Chad est un imbécile de la pire espèce car il se croit malin mais ne se rend pas compte du début à la fin qu'il s'est engagé dans une affaire qui le dépasse. Linda est une pauvre idiote qui ne pense qu'à son apparence et au gain qu'elle peut tirer de ce mic-mac pour se faire opérer des seins, du ventre, des fesses. Enfin Harry est pathétique avec ses infidélités et sa paranoïa.
Les personnages les plus drôles recèlent souvent un aspect triste, ce qui permet de les aimer quand même malgré leur stupidité. Une scène résume parfaitement ça : Linda est examinée par le chirurgien esthétique qui détaille crûment tous ses défauts physiques. C'est immonde. Mais Linda ne se formalise pas car elle estime que son corps actuelle a atteint sa limite.
Et, en définitive, c'est cela que pointe le film : tous ces individus sont à la limite d'eux-mêmes. Ils courent à leur perte, ils foncent dans le mur, ils ont déjà échoué. Mais Linda est la plus attachante car elle croit avoir trouvé le bonheur et oublie alors qu'elle veut changer d'apparence. Mais ce n'est évidemment que provisoire : pour elle aussi, tout va s'écrouler, même si elle s'en sortira mieux que les autres.

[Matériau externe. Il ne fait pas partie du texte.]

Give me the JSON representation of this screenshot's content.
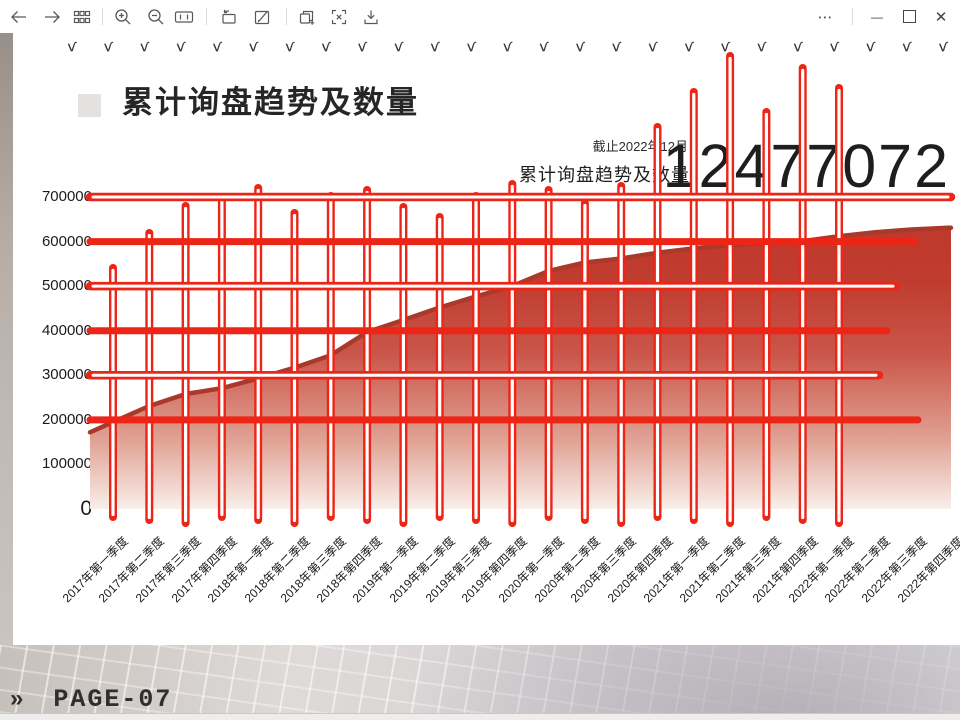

Le film n'est pas long (95') et c'est ce qu'il faut pour une comédie. Pourtant les Coen parsèment leur script d'idées loufoques et quasiment inexploitées pour la plupart qui auraient pu alimenter encore une bonne heure de pellicule (je pense à l'improbable fauteuil à godemiché construit par Harry... Il faut le voir, c'est inexplicable). Quand on en redemande, c'est que c'est vraiment excellent.
Et puis le casting est extraordinaire : aucune des stars convoquées n'a hésité à se ridiculiser. George Clooney tournait pour la troisième fois sous la direction des Coen et il est magistral dans la peau de Harry. Frances McDormand (la femme et muse de Joel Coen) est toujours remarquable parce qu'elle ne cherche pas à sauver son personnage de Linda.
John Malkovich est détestable à souhait et Tilda Swinton lui rend la pareille avec la même précision clinique dans le jeu. JK Simmons et Richard Jenkins ? Fabuleux. Mais c'est surtout Brad Pitt qui étincèle : on ne lui connaissait pas ce brio comique, ce sens de la dérision, et il est tout bonnement énorme dans le rôle de Chad, écrit spécialement pour lui.
Vous voulez vous marrer ? Regardez Burn after Reading. C'est un film délicieusement vache et affreusement drôle. Les Coen à leur meilleur et merveilleusement entouré.